## NLP Class 3 Exercise 1:
- You are provided with a following sentence: *"I have a `fazt` car"*, where `fazt` is the misspelled word
- Create a bi-gram model, that looks at the prior word to misspelled word and provides suggested correction
- Create a tri-gram model, that looks at the prior word as well as following word to misspelled word and provides suggested correction
- Improve the performance of your spelling recommendations by only considering the tokens within edit distance of 1 for misspelled word  
**Suggestions:** 
- You can use either NLTL Brown Corpus or NLTK Reuters Corpus to build a model

`Brown Corpus`: a collection of texts from a wide range of sources, all written in 1961 created at Brown University.  It includes texts from 500 sources and covers ~1.1M words, where the sources have been categorized by genre, for example, news, editorial, adventure fiction, mystery fiction, romance, etc.  
`Reuters Corpus`: contains ~10K news documents totaling over 1.7 million words.  The documents in this corpus are from the Reuters newswire in the late 1980s. They have been classified into 90 topics, and thus, the corpus is often used for experiments in text categorization.

In [3]:
# %pip install nltk==3.8.1

import nltk
nltk.download('reuters', halt_on_error=False)
nltk.download('brown', halt_on_error=False)

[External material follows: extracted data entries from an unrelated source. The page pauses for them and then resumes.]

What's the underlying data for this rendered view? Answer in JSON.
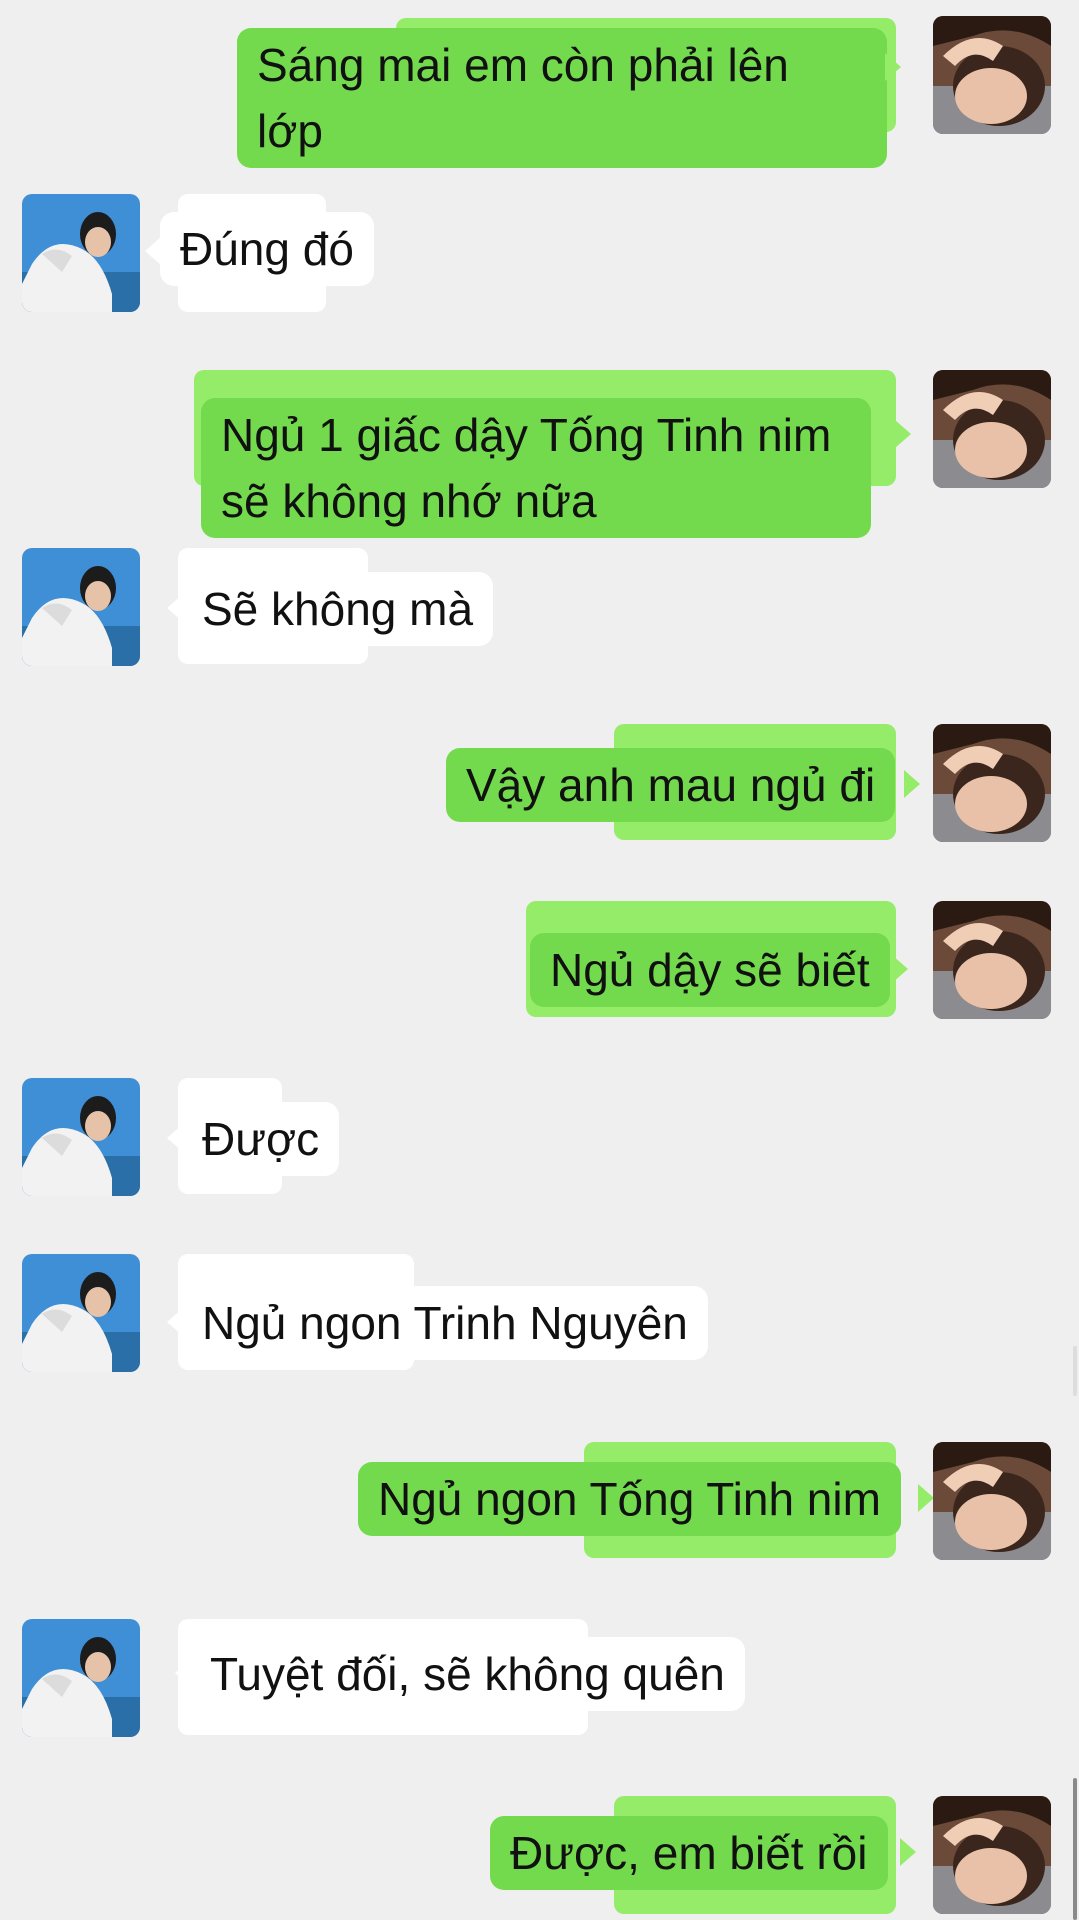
{
  "messages": [
    {
      "side": "right",
      "text": "Sáng mai em còn phải lên lớp"
    },
    {
      "side": "left",
      "text": "Đúng đó"
    },
    {
      "side": "right",
      "text": "Ngủ 1 giấc dậy Tống Tinh nim\nsẽ không nhớ nữa"
    },
    {
      "side": "left",
      "text": "Sẽ không mà"
    },
    {
      "side": "right",
      "text": "Vậy anh mau ngủ đi"
    },
    {
      "side": "right",
      "text": "Ngủ dậy sẽ biết"
    },
    {
      "side": "left",
      "text": "Được"
    },
    {
      "side": "left",
      "text": "Ngủ ngon Trinh Nguyên"
    },
    {
      "side": "right",
      "text": "Ngủ ngon Tống Tinh nim"
    },
    {
      "side": "left",
      "text": "Tuyệt đối, sẽ không quên"
    },
    {
      "side": "right",
      "text": "Được, em biết rồi"
    }
  ],
  "avatars": {
    "self": "avatar-self-photo",
    "other": "avatar-other-photo"
  },
  "colors": {
    "background": "#efefef",
    "self_bubble": "#73da4e",
    "self_bubble_back": "#95ec69",
    "other_bubble": "#ffffff"
  }
}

[nltk_data] Downloading package reuters to
[nltk_data]     /Users/ziyuanye/nltk_data...
[nltk_data] Downloading package brown to /Users/ziyuanye/nltk_data...
[nltk_data]   Unzipping corpora/brown.zip.


True

## Spelling correction using Brown Corpus

In [2]:
import re
import nltk
from nltk import ngrams, bigrams, trigrams
from nltk.corpus import reuters, brown
from nltk.metrics.distance import edit_distance
from collections import Counter, defaultdict

import pandas as pd

# Download the necessary datasets
# nltk.download('punkt')
# nltk.download('brown')

### Create most likely corrections, purely based on ngram frequency

In [4]:
# Get tokens from NLTK Corpus
brown_words = brown.words() # for Brown corpus
reuters_words = reuters.words() # for Reuters corpus
print(f'Corpus size brown_words: {len(brown_words):,}')
print(f'Corpus size reuters_words: {len(reuters_words):,}')

# Choose your preferred corpus
words = [word.lower() for word in brown_words] 
# words = [word.lower() for word in reuters_words]

# Eliminate punctuation from corpus
filtered_words = [word for word in words if not re.fullmatch(r'[^\w\s]', word)]

# Create bigrams and trigrams from the corpus
corpus_bigrams = list(bigrams(filtered_words))
corpus_trigrams = list(trigrams(filtered_words))

# Get frequencies of bigrams and trigrams in the corpus
bigram_freq = Counter(corpus_bigrams)
trigram_freq = Counter(corpus_trigrams)

Corpus size brown_words: 1,161,192
Corpus size reuters_words: 1,720,901


In [5]:
# Create a DataFrame for the bigrams
df_bigram = pd.DataFrame(list(bigram_freq.items()), columns=['Bigram', 'Frequency'])
df_bigram.sort_values(by='Frequency', ascending=False, inplace=True)
display(df_bigram.head(5))

# Create a DataFrame for the trigrams
df_trigram = pd.DataFrame(list(trigram_freq.items()), columns=['Trigram', 'Frequency'])
df_trigram.sort_values(by='Frequency', ascending=False, inplace=True)
display(df_trigram.head(5))

Unnamed: 0,Bigram,Frequency
40,"(of, the)",9721
83,"(in, the)",6041
158,"(to, the)",3492
401,"(on, the)",2477
117,"(and, the)",2247


Unnamed: 0,Trigram,Frequency
334,"(one, of, the)",404
6294,"(the, united, states)",336
6657,"(as, well, as)",238
2263,"('', he, said)",222
1183,"(some, of, the)",179


In [5]:
import datetime
import pytz

datetime.datetime.now(pytz.timezone('US/Central')).strftime("%a, %d %B %Y %H:%M:%S")

'Mon, 26 June 2023 11:43:31'